Violence in Early Modern Europe (HI971)

This MA module provides an introduction to the methodological and theoretical issues involved in researching and writing on violence in Europe between c.1500 and c.1700. It encourage students to think in theoretical terms about the ways in which the experience of violence can be historically reconstructed and to expose them to the opportunities and problems presented by a variety of evidence. These sources include letters, diaries, broadsheets, pamphlets, newspapers, chronicles, histories, songs, plays, engravings, woodcuts, and paintings, as well as legislation and court records. The module draws on insights from neighbouring disciplines including anthropology, gender studies, history of art, law, literary criticism, politics, sociology and social theory.
 

War Experiences and Memorial Culture in Europe, 1914 to the Present (HI954)

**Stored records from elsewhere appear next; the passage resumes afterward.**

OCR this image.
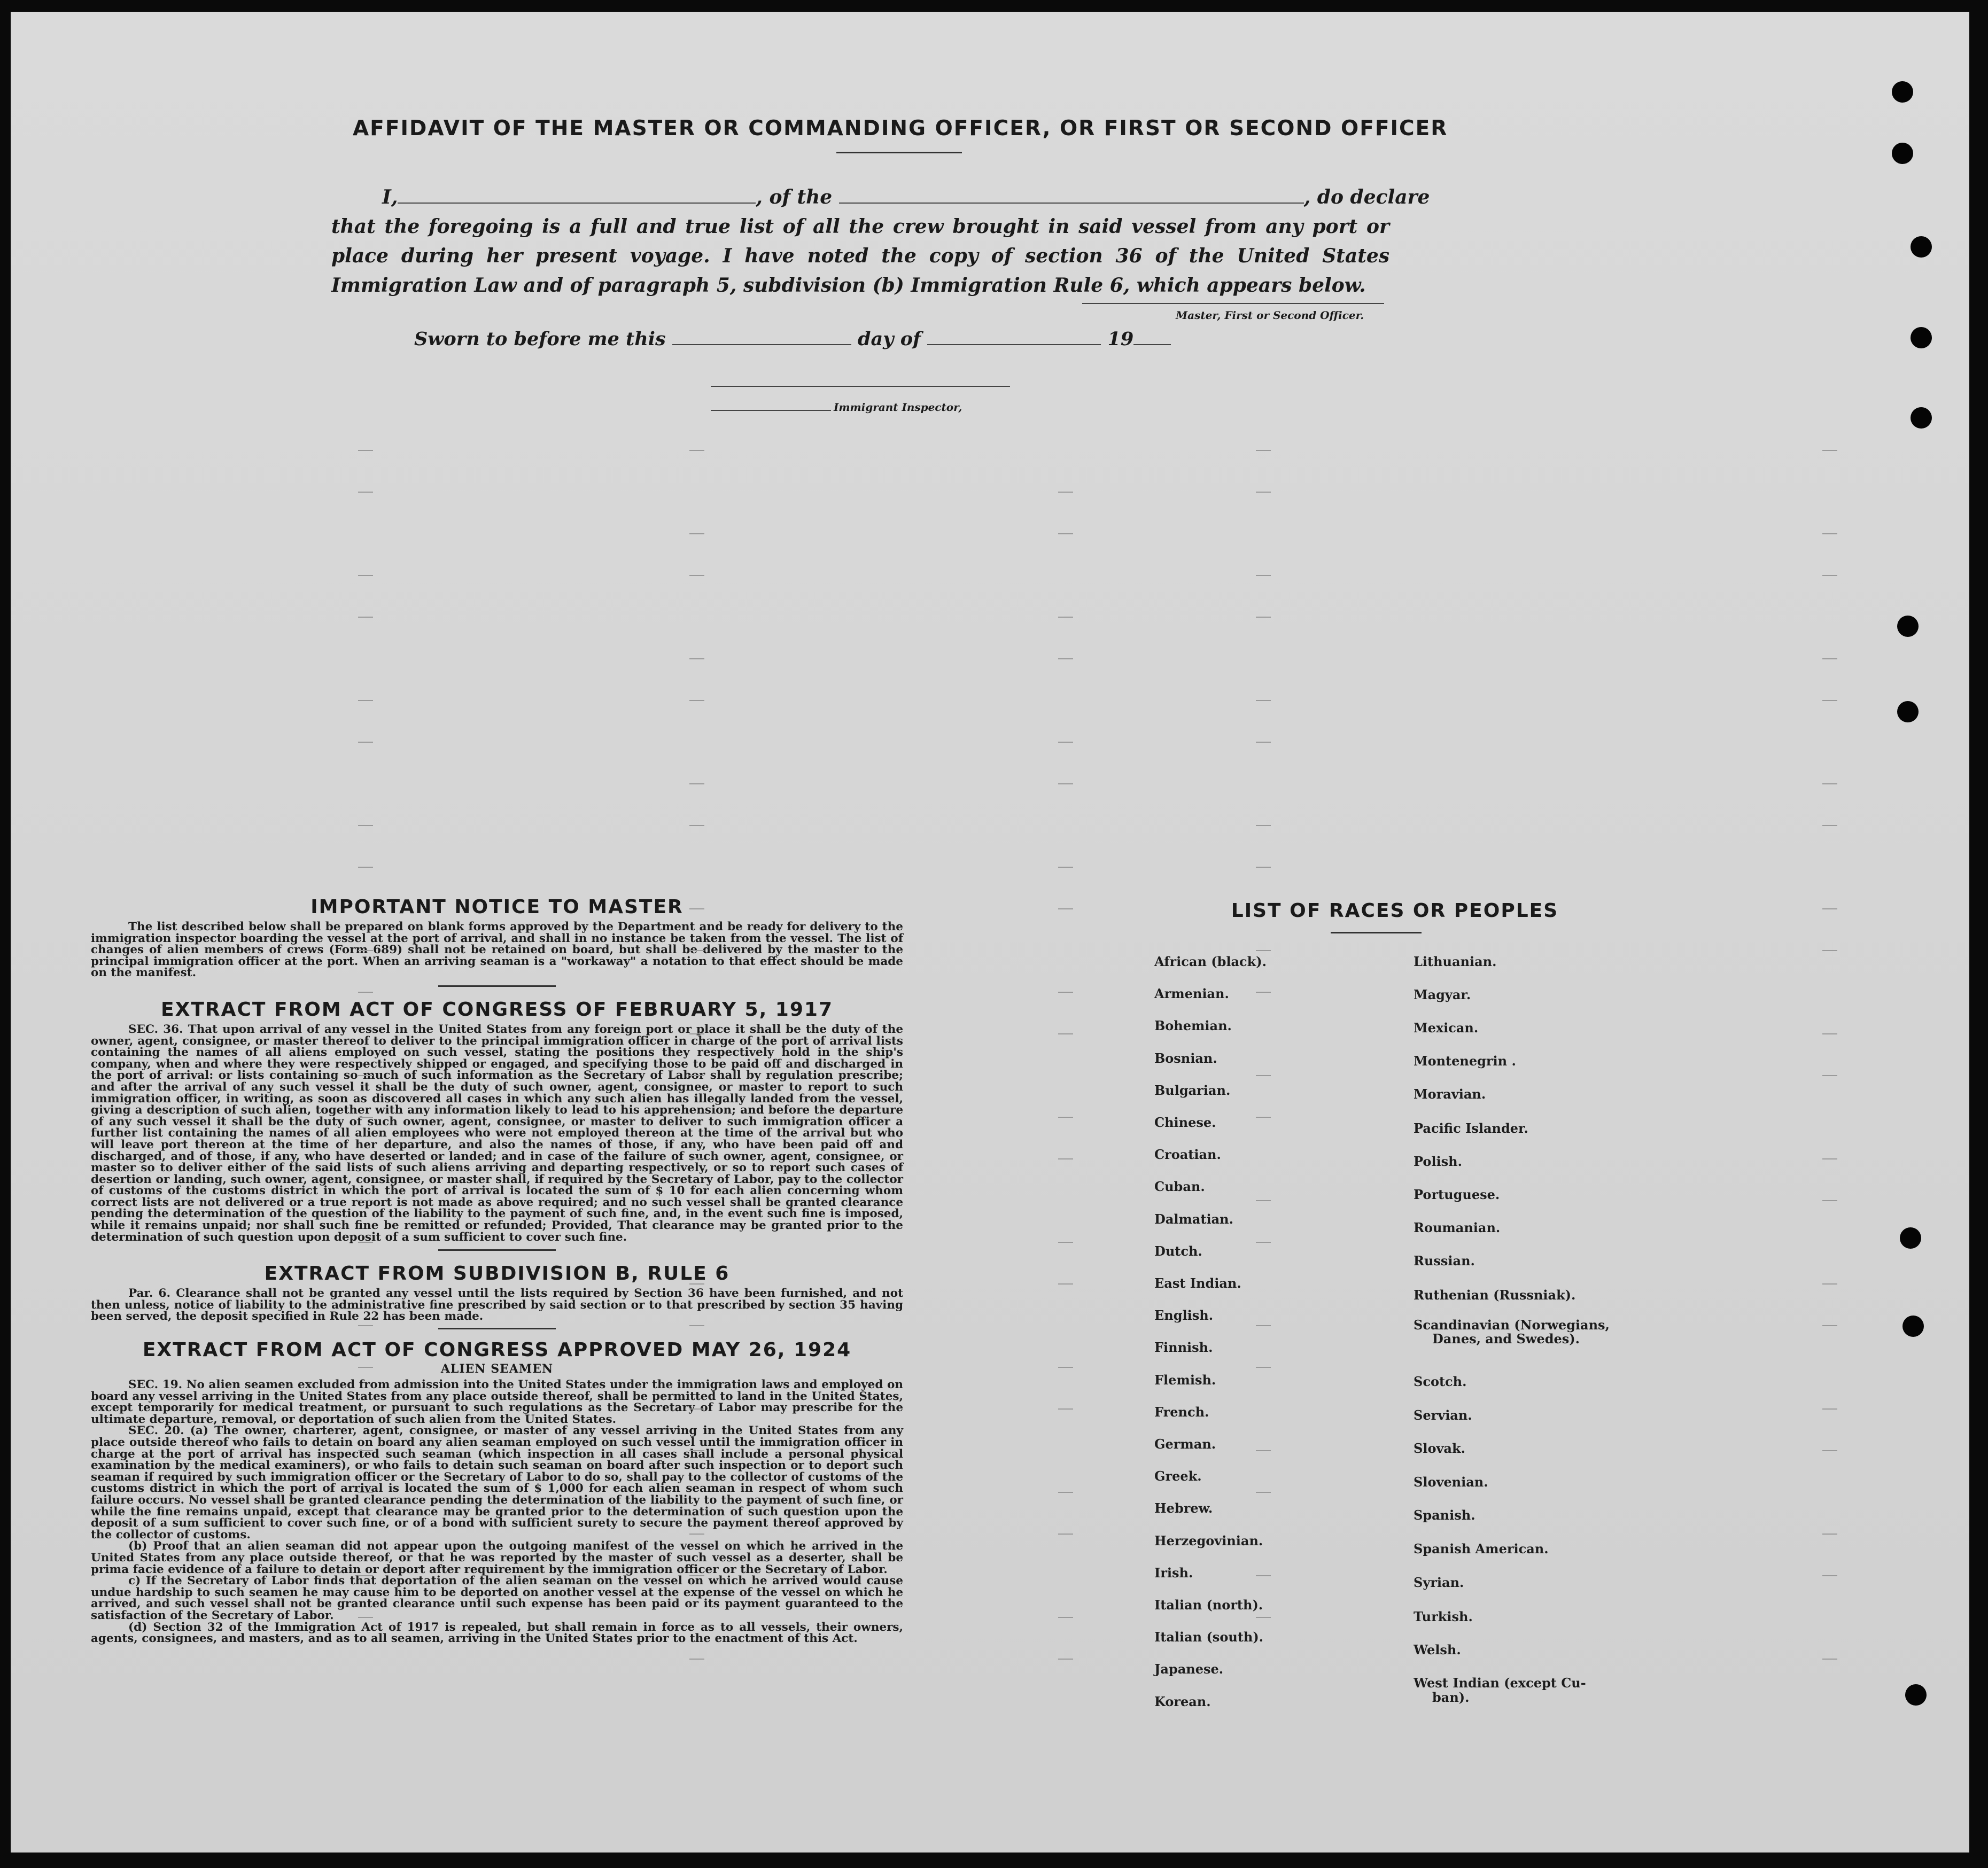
AFFIDAVIT OF THE MASTER OR COMMANDING OFFICER, OR FIRST OR SECOND OFFICER
I,	, of the	, do declare
that the foregoing is a full and true list of all the crew brought in said vessel from any port or place during her present voyage. I have noted the copy of section 36 of the United States Immigration Law and of paragraph 5, subdivision (b) Immigration Rule 6, which appears below.
Master, First or Second Officer.
Sworn to before me this	day of	19
Immigrant Inspector,
IMPORTANT NOTICE TO MASTER

The list described below shall be prepared on blank forms approved by the Department and be ready for delivery to the immigration inspector boarding the vessel at the port of arrival, and shall in no instance be taken from the vessel. The list of changes of alien members of crews (Form 689) shall not be retained on board, but shall be delivered by the master to the principal immigration officer at the port. When an arriving seaman is a "workaway" a notation to that effect should be made on the manifest.

EXTRACT FROM ACT OF CONGRESS OF FEBRUARY 5, 1917

SEC. 36. That upon arrival of any vessel in the United States from any foreign port or place it shall be the duty of the owner, agent, consignee, or master thereof to deliver to the principal immigration officer in charge of the port of arrival lists containing the names of all aliens employed on such vessel, stating the positions they respectively hold in the ship's company, when and where they were respectively shipped or engaged, and specifying those to be paid off and discharged in the port of arrival: or lists containing so much of such information as the Secretary of Labor shall by regulation prescribe; and after the arrival of any such vessel it shall be the duty of such owner, agent, consignee, or master to report to such immigration officer, in writing, as soon as discovered all cases in which any such alien has illegally landed from the vessel, giving a description of such alien, together with any information likely to lead to his apprehension; and before the departure of any such vessel it shall be the duty of such owner, agent, consignee, or master to deliver to such immigration officer a further list containing the names of all alien employees who were not employed thereon at the time of the arrival but who will leave port thereon at the time of her departure, and also the names of those, if any, who have been paid off and discharged, and of those, if any, who have deserted or landed; and in case of the failure of such owner, agent, consignee, or master so to deliver either of the said lists of such aliens arriving and departing respectively, or so to report such cases of desertion or landing, such owner, agent, consignee, or master shall, if required by the Secretary of Labor, pay to the collector of customs of the customs district in which the port of arrival is located the sum of $ 10 for each alien concerning whom correct lists are not delivered or a true report is not made as above required; and no such vessel shall be granted clearance pending the determination of the question of the liability to the payment of such fine, and, in the event such fine is imposed, while it remains unpaid; nor shall such fine be remitted or refunded; Provided, That clearance may be granted prior to the determination of such question upon deposit of a sum sufficient to cover such fine.

EXTRACT FROM SUBDIVISION B, RULE 6

Par. 6. Clearance shall not be granted any vessel until the lists required by Section 36 have been furnished, and not then unless, notice of liability to the administrative fine prescribed by said section or to that prescribed by section 35 having been served, the deposit specified in Rule 22 has been made.

EXTRACT FROM ACT OF CONGRESS APPROVED MAY 26, 1924
ALIEN SEAMEN

SEC. 19. No alien seamen excluded from admission into the United States under the immigration laws and employed on board any vessel arriving in the United States from any place outside thereof, shall be permitted to land in the United States, except temporarily for medical treatment, or pursuant to such regulations as the Secretary of Labor may prescribe for the ultimate departure, removal, or deportation of such alien from the United States.

SEC. 20. (a) The owner, charterer, agent, consignee, or master of any vessel arriving in the United States from any place outside thereof who fails to detain on board any alien seaman employed on such vessel until the immigration officer in charge at the port of arrival has inspected such seaman (which inspection in all cases shall include a personal physical examination by the medical examiners), or who fails to detain such seaman on board after such inspection or to deport such seaman if required by such immigration officer or the Secretary of Labor to do so, shall pay to the collector of customs of the customs district in which the port of arrival is located the sum of $ 1,000 for each alien seaman in respect of whom such failure occurs. No vessel shall be granted clearance pending the determination of the liability to the payment of such fine, or while the fine remains unpaid, except that clearance may be granted prior to the determination of such question upon the deposit of a sum sufficient to cover such fine, or of a bond with sufficient surety to secure the payment thereof approved by the collector of customs.

(b) Proof that an alien seaman did not appear upon the outgoing manifest of the vessel on which he arrived in the United States from any place outside thereof, or that he was reported by the master of such vessel as a deserter, shall be prima facie evidence of a failure to detain or deport after requirement by the immigration officer or the Secretary of Labor.

c) If the Secretary of Labor finds that deportation of the alien seaman on the vessel on which he arrived would cause undue hardship to such seamen he may cause him to be deported on another vessel at the expense of the vessel on which he arrived, and such vessel shall not be granted clearance until such expense has been paid or its payment guaranteed to the satisfaction of the Secretary of Labor.

(d) Section 32 of the Immigration Act of 1917 is repealed, but shall remain in force as to all vessels, their owners, agents, consignees, and masters, and as to all seamen, arriving in the United States prior to the enactment of this Act.

LIST OF RACES OR PEOPLES
African (black).
Armenian.
Bohemian.
Bosnian.
Bulgarian.
Chinese.
Croatian.
Cuban.
Dalmatian.
Dutch.
East Indian.
English.
Finnish.
Flemish.
French.
German.
Greek.
Hebrew.
Herzegovinian.
Irish.
Italian (north).
Italian (south).
Japanese.
Korean.
Lithuanian.
Magyar.
Mexican.
Montenegrin .
Moravian.
Pacific Islander.
Polish.
Portuguese.
Roumanian.
Russian.
Ruthenian (Russniak).
Scandinavian (Norwegians,
Danes, and Swedes).
Scotch.
Servian.
Slovak.
Slovenian.
Spanish.
Spanish American.
Syrian.
Turkish.
Welsh.
West Indian (except Cu-
ban).
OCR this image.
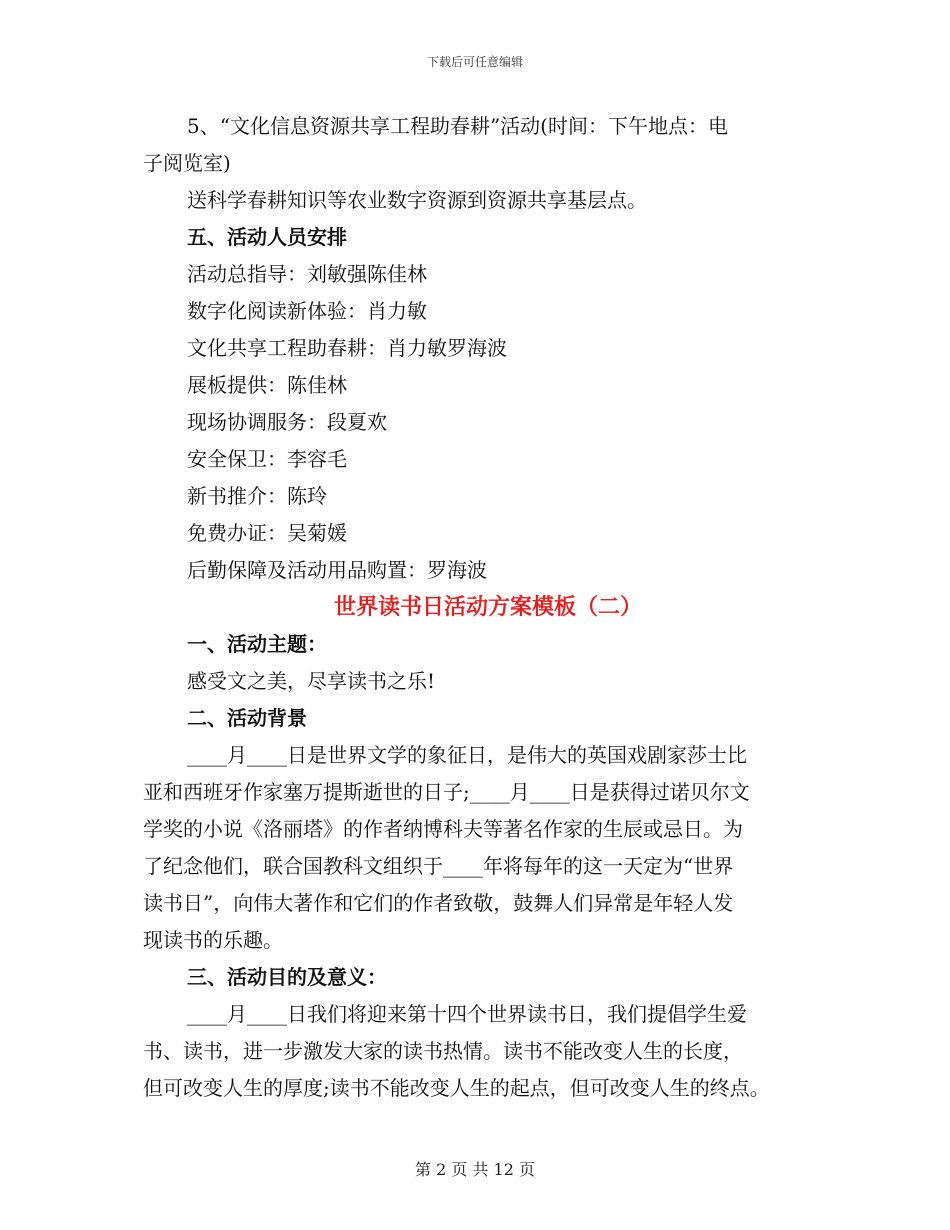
下载后可任意编辑

5、“文化信息资源共享工程助春耕”活动(时间：下午地点：电

子阅览室)

送科学春耕知识等农业数字资源到资源共享基层点。

五、活动人员安排

活动总指导：刘敏强陈佳林

数字化阅读新体验：肖力敏

文化共享工程助春耕：肖力敏罗海波

展板提供：陈佳林

现场协调服务：段夏欢

安全保卫：李容毛

新书推介：陈玲

免费办证：吴菊媛

后勤保障及活动用品购置：罗海波

世界读书日活动方案模板（二）

一、活动主题：

感受文之美，尽享读书之乐!

二、活动背景

____月____日是世界文学的象征日，是伟大的英国戏剧家莎士比

亚和西班牙作家塞万提斯逝世的日子;____月____日是获得过诺贝尔文

学奖的小说《洛丽塔》的作者纳博科夫等著名作家的生辰或忌日。为

了纪念他们，联合国教科文组织于____年将每年的这一天定为“世界

读书日”，向伟大著作和它们的作者致敬，鼓舞人们异常是年轻人发

现读书的乐趣。

三、活动目的及意义：

____月____日我们将迎来第十四个世界读书日，我们提倡学生爱

书、读书，进一步激发大家的读书热情。读书不能改变人生的长度，

但可改变人生的厚度;读书不能改变人生的起点，但可改变人生的终点。

第 2 页 共 12 页
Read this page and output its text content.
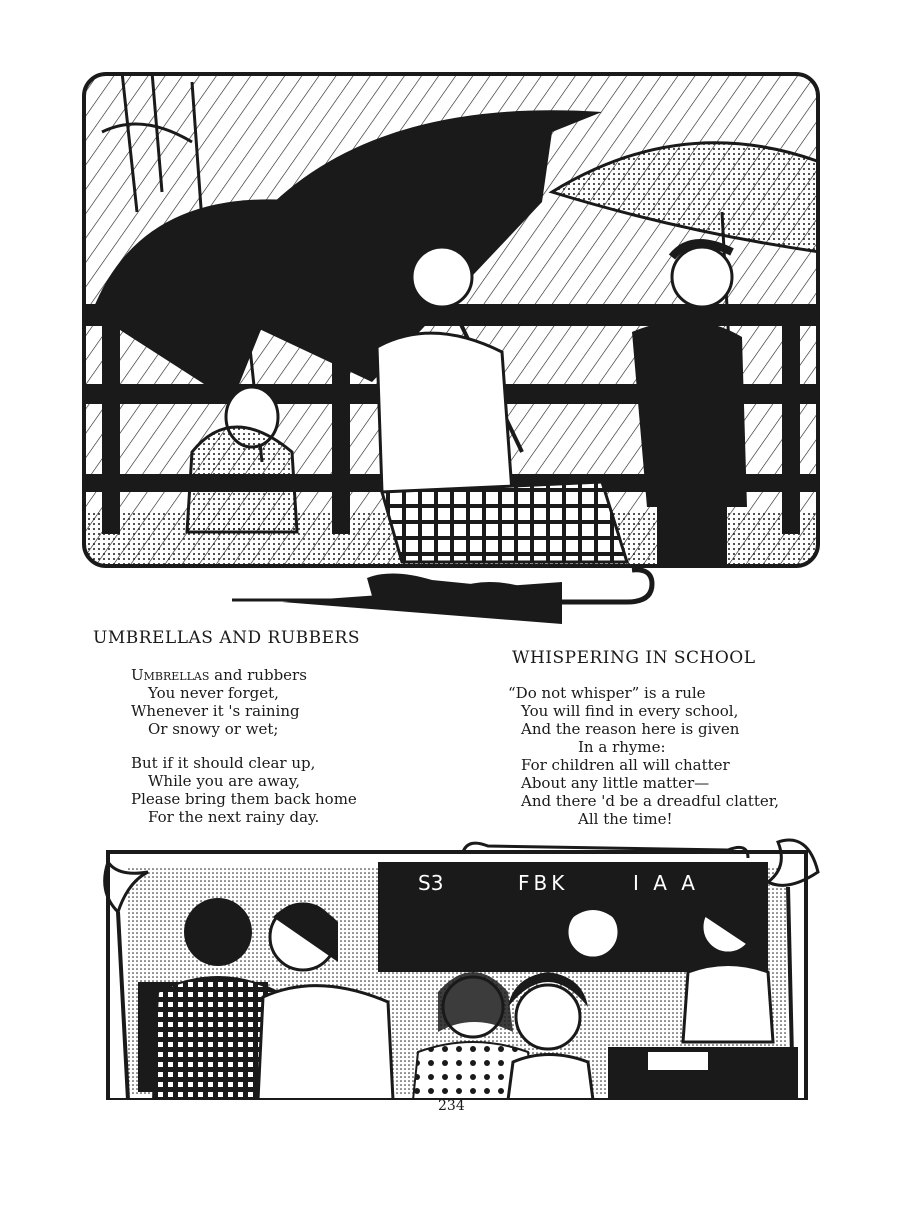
UMBRELLAS AND RUBBERS
Umbrellas and rubbers
You never forget,
Whenever it 's raining
Or snowy or wet;
But if it should clear up,
While you are away,
Please bring them back home
For the next rainy day.
WHISPERING IN SCHOOL
“Do not whisper” is a rule
You will find in every school,
And the reason here is given
In a rhyme:
For children all will chatter
About any little matter—
And there 'd be a dreadful clatter,
All the time!
S3	FBK	I A A
234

This MA module introduces students to the history of experience (“Erfahrungsgeschichte”) and familiarises them with concepts of collective memory and remembrance. The ways in which individuals, groups and nations tried to come to terms with experiences of war in the twentieth century and what shaped their different experiences and memories will be analysed. The focus of seminar discussions and core readings will be on both World Wars, but students explore a wider range of 20th- and 21st- century military conflicts in their assessed essays if they wish. The module has a comparative approach and covers both Western and Eastern Europe/Russia. How do different cultural and social backgrounds prefigure war experiences and how are war, suffering and death memorialised? What do the different ways of memorialising the war tell us about nations and their national cultures? How different are war experiences and the memorialisation of war in and after the First and the Second World War?